Leaving Neverland director says Michael Jackson biopic will ‘glorify a man who abused children’
The director of the documentary Leaving Neverland has argued that the upcoming biopic of Michael Jackson will “glorify” a child rapist.
The 2019 documentary is a “brutally frank and explicit account of two abusive relationships,” British director Dan Reed wrote in a comment piece for The Guardian, published on Sunday.
The documentary reveals that the pop star first raped a boy, Wade Robson, when he was just seven years old, and abused another, James Safechuck, starting when the child was only 10.
Mr Reed wrote that the film was “an opportunity to bring to the widest possible audience an insight into how children fall victim to any sexual abuser, the psychology of the predator and, above all, the grooming process”.
He described his hope that the film could prevent other children from being abused, adding that destroying Mr Jackson’s reputation was not the “primary goal,” but that it “seemed like a necessary collateral impact”.
“If you know that your idol has abused children, should that not make celebrating his personality a little more problematic, to say the least?” the director asked.
Mr Reed said he wrote the comment piece because a film being made about Jackson will soon begin filming, produced “hand in hand” with the “co-executors of Jackson’s estate”.
The Hollywood Reporter states that it’s “unclear how the film will address the many controversies involving the late music icon, given that the film is made in conjunction with his estate, which has defended him against accusations of sexually abusing children”.
The director added: “In an era when full-throated outrage accompanies anything that smells of delegitimisation or insensitivity against a vulnerable group, it amounts to a deafening silence. No one is talking about ‘cancelling’ this movie, which will glorify a man who raped children.”
He said the most “shocking insight” of his documentary is that “the predator makes the child fall in love with him, drawing them into a kind of guilty complicity in the abuse” meaning that victims will “cover up for their abusers and protect them for years or decades”.
Mr Reed noted that Mr Robson now admits that he lied in court in 2005 to protect Mr Jackson, leading to his acquittal in his child sex abuse trial.
The director wrote that the lack of anger at the announcement of the biopic reveals that “Jackson’s seduction is still a living force, operating from beyond the grave”.
He said the media and his fans appear willing to ignore the child abuse and “just go along with the music”.
The director then went on to directly address the fans and the press.
“Even if you do not believe a word of what his many accusers have said; even if you are not concerned by the police investigations and the massive payouts to halt legal proceedings, how do you explain the completely uncontested fact that for years Jackson spent innumerable nights alone in bed with young boys?” he asked. “What was he doing with them, alone in his Neverland bedroom, with alarm bells in the corridor?

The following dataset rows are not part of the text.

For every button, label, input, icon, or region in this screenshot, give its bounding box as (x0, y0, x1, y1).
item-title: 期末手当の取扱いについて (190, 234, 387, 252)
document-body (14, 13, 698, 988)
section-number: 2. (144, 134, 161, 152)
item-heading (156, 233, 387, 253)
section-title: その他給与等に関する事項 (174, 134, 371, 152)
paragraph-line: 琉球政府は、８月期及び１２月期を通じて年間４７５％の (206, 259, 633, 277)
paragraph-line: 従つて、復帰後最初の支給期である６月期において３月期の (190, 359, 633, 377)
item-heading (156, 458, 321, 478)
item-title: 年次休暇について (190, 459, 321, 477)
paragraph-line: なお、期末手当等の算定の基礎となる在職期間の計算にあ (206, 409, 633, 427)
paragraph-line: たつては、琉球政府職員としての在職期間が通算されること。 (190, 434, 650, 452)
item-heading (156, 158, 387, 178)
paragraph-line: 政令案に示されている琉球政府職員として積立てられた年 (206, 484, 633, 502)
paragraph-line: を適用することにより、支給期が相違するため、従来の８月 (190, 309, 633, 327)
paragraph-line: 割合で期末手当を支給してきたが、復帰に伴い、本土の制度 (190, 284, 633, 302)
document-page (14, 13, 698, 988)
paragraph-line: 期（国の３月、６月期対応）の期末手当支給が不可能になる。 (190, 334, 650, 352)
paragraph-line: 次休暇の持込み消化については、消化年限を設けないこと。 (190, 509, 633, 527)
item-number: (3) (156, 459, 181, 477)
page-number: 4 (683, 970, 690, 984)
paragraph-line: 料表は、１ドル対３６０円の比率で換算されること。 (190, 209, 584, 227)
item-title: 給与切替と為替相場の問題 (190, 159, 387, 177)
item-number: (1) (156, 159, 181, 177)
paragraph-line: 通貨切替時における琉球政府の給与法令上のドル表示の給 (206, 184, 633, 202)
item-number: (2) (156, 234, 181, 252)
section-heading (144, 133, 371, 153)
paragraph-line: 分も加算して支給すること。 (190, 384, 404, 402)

That cannot be acceptable by any measure.”
Turning his attention to the makers of the biopic, Mr Reed asked, “how will you represent the moment when Jackson, a grown man in his 30s, takes a child by the hand and leads him into that bedroom? How will you depict what happens next?”
“By sidestepping the question of Jackson’s predilection for sleeping with young boys, you are broadcasting a message to millions of survivors of child sexual abuse. That message is: if a paedophile is rich and popular enough, society will forgive him,” he concluded.